Milkweed Collecting, Cleaning and Storage:
Cleaning Milkweed Seed: The ShopVac Method
When collecting milkweed seeds en mass, it is necessary to do bulk cleaning. Research has shown that the seed-dispersal mechanism (white silky fluff) inhibits germination in the seed when still attached. As a result, we have tried many methods to efficiently clean the fluff off of our seeds for propagation.
Shop vacs help agitate the seed in an enclosed container and thus are useful for cleaning. The seeds and fluff are slowly fed into the vacuum, where the fluff is caught in the filter and the seeds fall to the bottom. Seeds are removed by hand or poured through a 1/4″ sieve to remove any larger debris.

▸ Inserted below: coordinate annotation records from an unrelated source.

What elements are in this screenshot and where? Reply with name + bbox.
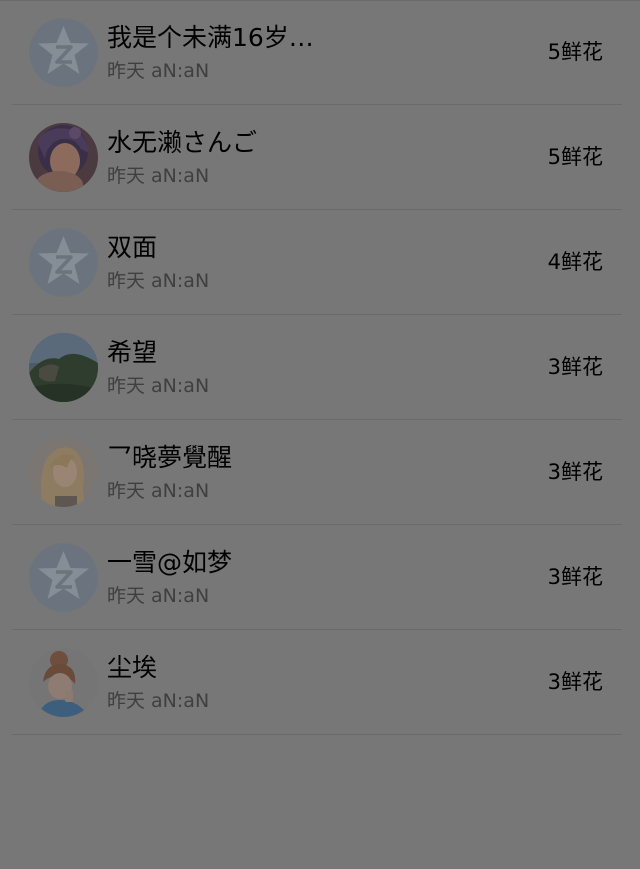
user-name: 一雪@如梦	[107, 548, 233, 577]
flower-count: 3鲜花	[547, 460, 603, 484]
qzone-default-star-icon	[29, 543, 98, 612]
user-name: 尘埃	[107, 653, 158, 682]
user-name: 希望	[107, 338, 158, 367]
avatar	[29, 123, 98, 192]
user-name: 水无濑さんご	[107, 128, 258, 157]
user-name: 乛晓夢覺醒	[107, 443, 233, 472]
user-name: 双面	[107, 233, 158, 262]
timestamp: 昨天 aN:aN	[107, 270, 210, 292]
list-item[interactable]: 双面 昨天 aN:aN 4鲜花	[0, 210, 640, 315]
list-item[interactable]: 一雪@如梦 昨天 aN:aN 3鲜花	[0, 525, 640, 630]
avatar	[29, 333, 98, 402]
flower-count: 4鲜花	[547, 250, 603, 274]
timestamp: 昨天 aN:aN	[107, 60, 210, 82]
flower-count: 3鲜花	[547, 565, 603, 589]
list-item[interactable]: 希望 昨天 aN:aN 3鲜花	[0, 315, 640, 420]
qzone-default-star-icon	[29, 18, 98, 87]
user-name: 我是个未满16岁…	[107, 23, 314, 52]
avatar	[29, 438, 98, 507]
flower-count: 5鲜花	[547, 40, 603, 64]
avatar	[29, 648, 98, 717]
timestamp: 昨天 aN:aN	[107, 480, 210, 502]
qzone-default-star-icon	[29, 228, 98, 297]
list-item[interactable]: 水无濑さんご 昨天 aN:aN 5鲜花	[0, 105, 640, 210]
timestamp: 昨天 aN:aN	[107, 375, 210, 397]
flower-count: 3鲜花	[547, 670, 603, 694]
list-item[interactable]: 尘埃 昨天 aN:aN 3鲜花	[0, 630, 640, 735]
list-item[interactable]: 乛晓夢覺醒 昨天 aN:aN 3鲜花	[0, 420, 640, 525]
timestamp: 昨天 aN:aN	[107, 585, 210, 607]
flower-count: 5鲜花	[547, 145, 603, 169]
flower-count: 3鲜花	[547, 355, 603, 379]
timestamp: 昨天 aN:aN	[107, 165, 210, 187]
flower-rank-list: 我是个未满16岁… 昨天 aN:aN 5鲜花 水无濑さんご 昨天 aN:aN 5…	[0, 0, 640, 735]
timestamp: 昨天 aN:aN	[107, 690, 210, 712]
list-item[interactable]: 我是个未满16岁… 昨天 aN:aN 5鲜花	[0, 0, 640, 105]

If at all possible, we recommend immediate propagation of the seeds you have just cleaned. Germination will be the best while the seed is at its dispersal stage, maintaining optimal moisture levels derived from the mother plant.
Our seeds are stored in a dry, dark environment guaranteed by desiccant packets that are added to each jar. Seed viability is best in the long run if kept at 40 degrees F and 20% humidity, to limit biotic activity but prevent complete desiccation.
Home storage is best accomplished by sealing seeds in a glass canning jar with a desiccant packet added, and storing in the fridge.
The concept of stratification is to increase germination times and percentages through tricking the seed into believing that winter has come and gone. This involves moisture and cold.
When to stratify: It doesn’t matter when you start stratifying your seeds if you have a cold frame, a warm sunny windowsill, or a greenhouse. If you only have a shadehouse or the seeds need to germinate outside, make sure that you plan for the seeds to start coming up after the last frost date. For example: if your last frost date is in the beginning of April, then start stratifying in November of December.
Do I need to stratify milkweed seeds?:
If you live in a lower elevation area that never gets very cold or freezes, you don’t need to stratify the seeds. The higher your elevation, the higher the likelihood that you need to stratify your seeds. Currently, BR is experimenting with stratification. The first year we propagated 11 species. We stratified all of them to be on the safe side and they all germinated (stratifying doesn’t seem to hurt the germination rates, it’s so labor and time intensive though, that if you don’t have to, why bother). Mid-elevation species that we’ve experimented with and don’t need stratification include: A. angustifolia, and A. asperula. Asclepias subulata is a low elevation species that doesn’t need stratification either.
Step 1: A good rule of thumb when sowing seed is to bury the seed twice its diameter under growing media. The media we use at BR is a half sand, half fine mulch mix. I recommend well draining potting soil for milkweeds and other native plants that need drainage for root development. If you have organic compost or a fertilizer of sorts, a small amount mixed in with the potting soil is ideal in increasing growth and not stressing the plant.
Step 2: Once the roots of the seedlings have reached the bottom of the pot it’s time to transplant them. If you sowed the seeds in the 8” tubes, you can either transplant them out into your garden, or repot them into a bigger pot (a pot with a rooting depth longer than 8”). If you sowed them all together into a seed or gallon pot, I recommend separating them and transplanting them individually into pots and then waiting to pot them in the ground.
Step 3: It is ideal to plant potted plants in the landscape once the fear of frost is over, and during a time when it will be easy to water them. An ideal time in southern Arizona is at the beginning of monsoon season (early July). Definitely keep them well watered though, because in temperatures over 100 degrees, it might only take a day or two to dry out plants that aren’t established in the soil.